Pogo: Through the Wild Blue Wonder also includes the Sunday strips with a valuable introduction by Mark Evanier that describes the differences between producing a daily strip and a Sunday strip. Kelly and other creators had to face the challenge of different papers requiring different formats with only one strip. And so, the first row of panels could be thrown away by individual newspapers, and the writer to ensure that that row would be both entertaining but not crucial to the plotline of the strip. Similarly, the middle panel of the middle row was often deleted by newspapers that broke the strip down into more into fewer panels per row. This "knockout panel" also had to remain valuable to the readers who got it but not be crucial to the storytelling since it would often be missing. With this information in hand, the reader can peruse the strips themselves to see how a writer could handle such an onerous structure and then find themselves suddenly lost in an Okefenokee Swamp richly colored. While the daily panels exhibit mastery of black and white artistry, Kelly used the Sunday strips to experiment with color. Generally speaking, those experiments were tremendously successful, and the strips included are lavish and require more than a quick read-through to appreciate.

Also included in this volume is the short-lived first run of Pogo in an independent paper, The New York Star. Pogo had been published as a comic book for a while, but The New York Star was where it was first attempted as a daily strip. Modern readers can see the gradual evolution of the look of the characters (especially Pork Q. Pine) and also see where gags and jokes were first attempted and then expanded in the syndicated run that is included in the first half of this volume. When The New York Star went out of business, Kelly sought and found syndication and began writing the strips that make up the majority of this dense book.

And finally, R. C. Harvey provides an invaluable commentary about the cultural references in the strips. Recognizing that readers may not be aware of the minutiae of American culture from the 40s and 50s, and that even those who lived through I may have forgotten, Harvey talks about what Pogo and his friends are talking about—the allusions and references that Kelly used in his strip.
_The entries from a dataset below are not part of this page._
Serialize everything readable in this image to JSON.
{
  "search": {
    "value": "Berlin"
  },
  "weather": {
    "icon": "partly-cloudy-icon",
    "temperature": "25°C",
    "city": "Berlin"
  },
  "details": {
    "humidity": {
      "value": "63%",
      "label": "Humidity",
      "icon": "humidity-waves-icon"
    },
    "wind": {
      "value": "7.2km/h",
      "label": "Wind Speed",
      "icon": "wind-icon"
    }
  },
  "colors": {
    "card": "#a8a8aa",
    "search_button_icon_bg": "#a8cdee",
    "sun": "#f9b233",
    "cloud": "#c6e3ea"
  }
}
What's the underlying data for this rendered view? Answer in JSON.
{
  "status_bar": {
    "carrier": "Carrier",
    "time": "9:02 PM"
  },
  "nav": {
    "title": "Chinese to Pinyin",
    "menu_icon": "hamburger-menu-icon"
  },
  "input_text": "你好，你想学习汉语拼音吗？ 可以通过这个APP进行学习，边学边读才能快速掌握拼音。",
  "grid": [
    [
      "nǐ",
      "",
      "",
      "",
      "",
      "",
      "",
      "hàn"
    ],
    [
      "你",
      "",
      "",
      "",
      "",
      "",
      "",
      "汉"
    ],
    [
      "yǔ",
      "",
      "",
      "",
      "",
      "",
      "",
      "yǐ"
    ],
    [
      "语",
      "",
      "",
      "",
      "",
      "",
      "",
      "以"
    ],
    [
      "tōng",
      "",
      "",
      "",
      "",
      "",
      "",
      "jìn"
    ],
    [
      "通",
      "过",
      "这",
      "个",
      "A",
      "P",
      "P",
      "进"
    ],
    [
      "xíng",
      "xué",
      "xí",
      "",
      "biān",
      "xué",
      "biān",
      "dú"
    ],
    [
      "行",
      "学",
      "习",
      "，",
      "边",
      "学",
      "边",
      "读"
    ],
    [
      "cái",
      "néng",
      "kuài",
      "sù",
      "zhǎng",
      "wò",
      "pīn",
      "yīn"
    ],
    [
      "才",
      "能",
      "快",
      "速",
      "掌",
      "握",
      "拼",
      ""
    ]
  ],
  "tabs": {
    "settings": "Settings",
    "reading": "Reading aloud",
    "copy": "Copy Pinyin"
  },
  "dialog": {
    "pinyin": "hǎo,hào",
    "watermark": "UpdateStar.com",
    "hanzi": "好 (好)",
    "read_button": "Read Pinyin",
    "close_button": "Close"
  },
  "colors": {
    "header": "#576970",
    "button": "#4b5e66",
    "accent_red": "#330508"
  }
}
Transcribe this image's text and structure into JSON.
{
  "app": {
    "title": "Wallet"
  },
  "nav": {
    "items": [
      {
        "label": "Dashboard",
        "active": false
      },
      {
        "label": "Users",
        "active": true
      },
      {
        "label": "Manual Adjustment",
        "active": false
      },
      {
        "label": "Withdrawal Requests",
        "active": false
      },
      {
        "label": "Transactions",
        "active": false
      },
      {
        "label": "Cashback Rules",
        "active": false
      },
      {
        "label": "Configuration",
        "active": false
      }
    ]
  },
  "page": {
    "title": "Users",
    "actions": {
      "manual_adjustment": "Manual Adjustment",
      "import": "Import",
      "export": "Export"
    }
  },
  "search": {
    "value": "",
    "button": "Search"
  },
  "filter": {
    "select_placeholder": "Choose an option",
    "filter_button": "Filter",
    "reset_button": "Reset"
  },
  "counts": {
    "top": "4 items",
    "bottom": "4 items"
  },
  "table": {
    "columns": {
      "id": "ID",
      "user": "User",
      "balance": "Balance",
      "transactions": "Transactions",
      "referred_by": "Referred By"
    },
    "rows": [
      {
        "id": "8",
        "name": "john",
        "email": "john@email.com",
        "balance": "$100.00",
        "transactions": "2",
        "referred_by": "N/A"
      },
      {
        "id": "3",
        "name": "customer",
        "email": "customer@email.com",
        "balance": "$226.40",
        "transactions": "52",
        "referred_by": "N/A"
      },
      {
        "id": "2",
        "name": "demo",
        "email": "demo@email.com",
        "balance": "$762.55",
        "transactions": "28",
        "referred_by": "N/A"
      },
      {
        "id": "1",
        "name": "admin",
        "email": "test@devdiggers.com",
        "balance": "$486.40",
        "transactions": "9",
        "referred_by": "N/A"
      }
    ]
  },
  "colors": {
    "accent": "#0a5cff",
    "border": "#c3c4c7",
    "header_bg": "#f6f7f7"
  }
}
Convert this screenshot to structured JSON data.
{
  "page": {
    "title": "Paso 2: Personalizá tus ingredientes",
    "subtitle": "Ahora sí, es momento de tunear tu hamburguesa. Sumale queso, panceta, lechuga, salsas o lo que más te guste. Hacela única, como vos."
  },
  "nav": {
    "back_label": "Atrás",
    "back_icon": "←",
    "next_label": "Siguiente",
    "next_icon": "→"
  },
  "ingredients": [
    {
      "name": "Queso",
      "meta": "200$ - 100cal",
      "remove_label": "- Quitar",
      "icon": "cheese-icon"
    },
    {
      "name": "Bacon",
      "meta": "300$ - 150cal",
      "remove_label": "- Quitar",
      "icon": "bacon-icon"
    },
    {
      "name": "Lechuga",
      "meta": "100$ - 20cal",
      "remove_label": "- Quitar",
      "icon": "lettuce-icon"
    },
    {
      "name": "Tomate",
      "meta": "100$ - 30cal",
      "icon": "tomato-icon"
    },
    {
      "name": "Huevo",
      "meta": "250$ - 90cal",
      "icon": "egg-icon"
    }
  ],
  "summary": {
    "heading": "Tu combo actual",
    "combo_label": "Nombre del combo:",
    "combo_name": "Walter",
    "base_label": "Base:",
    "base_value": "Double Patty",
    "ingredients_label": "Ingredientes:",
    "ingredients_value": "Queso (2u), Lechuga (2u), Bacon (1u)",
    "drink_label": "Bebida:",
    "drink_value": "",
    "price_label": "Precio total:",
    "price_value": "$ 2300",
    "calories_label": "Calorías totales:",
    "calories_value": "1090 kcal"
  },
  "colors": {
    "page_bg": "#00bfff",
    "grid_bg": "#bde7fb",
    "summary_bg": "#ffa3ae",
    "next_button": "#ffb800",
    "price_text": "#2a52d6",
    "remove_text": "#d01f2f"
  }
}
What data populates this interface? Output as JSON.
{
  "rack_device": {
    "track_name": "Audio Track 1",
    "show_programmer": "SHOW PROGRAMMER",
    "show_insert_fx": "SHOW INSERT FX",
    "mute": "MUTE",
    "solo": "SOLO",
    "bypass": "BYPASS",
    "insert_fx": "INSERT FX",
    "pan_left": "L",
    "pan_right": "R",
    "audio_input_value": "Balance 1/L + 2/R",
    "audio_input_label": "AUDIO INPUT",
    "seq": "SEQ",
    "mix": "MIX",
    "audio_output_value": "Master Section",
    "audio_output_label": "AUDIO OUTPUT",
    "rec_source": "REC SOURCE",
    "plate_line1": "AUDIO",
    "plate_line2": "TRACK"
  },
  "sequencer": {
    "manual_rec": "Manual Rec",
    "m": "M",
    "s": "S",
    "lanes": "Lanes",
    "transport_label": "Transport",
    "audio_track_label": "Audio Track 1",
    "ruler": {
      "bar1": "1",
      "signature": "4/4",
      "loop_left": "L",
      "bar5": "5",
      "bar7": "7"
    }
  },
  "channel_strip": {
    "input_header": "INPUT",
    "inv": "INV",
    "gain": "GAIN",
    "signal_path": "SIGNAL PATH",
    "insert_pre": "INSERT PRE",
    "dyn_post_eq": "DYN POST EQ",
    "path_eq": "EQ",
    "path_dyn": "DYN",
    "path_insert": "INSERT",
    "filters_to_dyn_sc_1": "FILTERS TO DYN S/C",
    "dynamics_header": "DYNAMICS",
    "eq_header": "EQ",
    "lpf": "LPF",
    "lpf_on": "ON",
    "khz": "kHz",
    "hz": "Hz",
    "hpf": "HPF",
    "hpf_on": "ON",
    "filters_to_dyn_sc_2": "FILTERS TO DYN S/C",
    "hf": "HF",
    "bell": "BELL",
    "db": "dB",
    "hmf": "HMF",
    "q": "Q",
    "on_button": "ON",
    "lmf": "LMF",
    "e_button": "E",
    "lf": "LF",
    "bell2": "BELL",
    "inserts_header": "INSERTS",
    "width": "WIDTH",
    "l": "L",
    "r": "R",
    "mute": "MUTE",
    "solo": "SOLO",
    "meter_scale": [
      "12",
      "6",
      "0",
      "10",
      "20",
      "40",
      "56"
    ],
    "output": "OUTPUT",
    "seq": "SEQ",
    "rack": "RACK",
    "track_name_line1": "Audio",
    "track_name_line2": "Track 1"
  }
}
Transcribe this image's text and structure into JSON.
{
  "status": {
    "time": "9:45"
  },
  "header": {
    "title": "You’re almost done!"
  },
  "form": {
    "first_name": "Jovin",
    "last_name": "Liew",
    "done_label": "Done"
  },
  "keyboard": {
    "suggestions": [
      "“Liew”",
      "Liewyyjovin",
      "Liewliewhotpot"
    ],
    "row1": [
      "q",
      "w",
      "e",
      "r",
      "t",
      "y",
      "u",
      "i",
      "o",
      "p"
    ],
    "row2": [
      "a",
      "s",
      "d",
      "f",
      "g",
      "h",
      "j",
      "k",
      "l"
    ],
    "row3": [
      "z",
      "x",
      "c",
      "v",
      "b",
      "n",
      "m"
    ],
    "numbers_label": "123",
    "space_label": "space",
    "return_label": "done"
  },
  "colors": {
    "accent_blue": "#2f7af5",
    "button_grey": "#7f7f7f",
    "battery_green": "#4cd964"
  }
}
These details add a deeper dimension to the already delightful work that is collected.

Pogo: Through the Wild Blue Wonder is a reminder of the power of a dying American art form. Pogo itself has had lasting ramifications on American culture, both through its influence on those that followed—comic strips and other forms of entertainment (Pixar movies anyone?)—and directly as it affected the dialogue of the United States ("We have met the enemy and he is us"). But most important of all, Pogo: Through the Wild Blue Wonder, is deeply and heartachingly funny, a reflection of what we sometimes perceive as a simpler time while reminding us that it was more complex than we perhaps remember or know. To any fan of comics, any fan of animation, any fan of American comedy, any fan of gorgeous art or deft writing, any student of cultural studies, I cannot recommend this book enough. This book should be a cornerstone of many many libraries.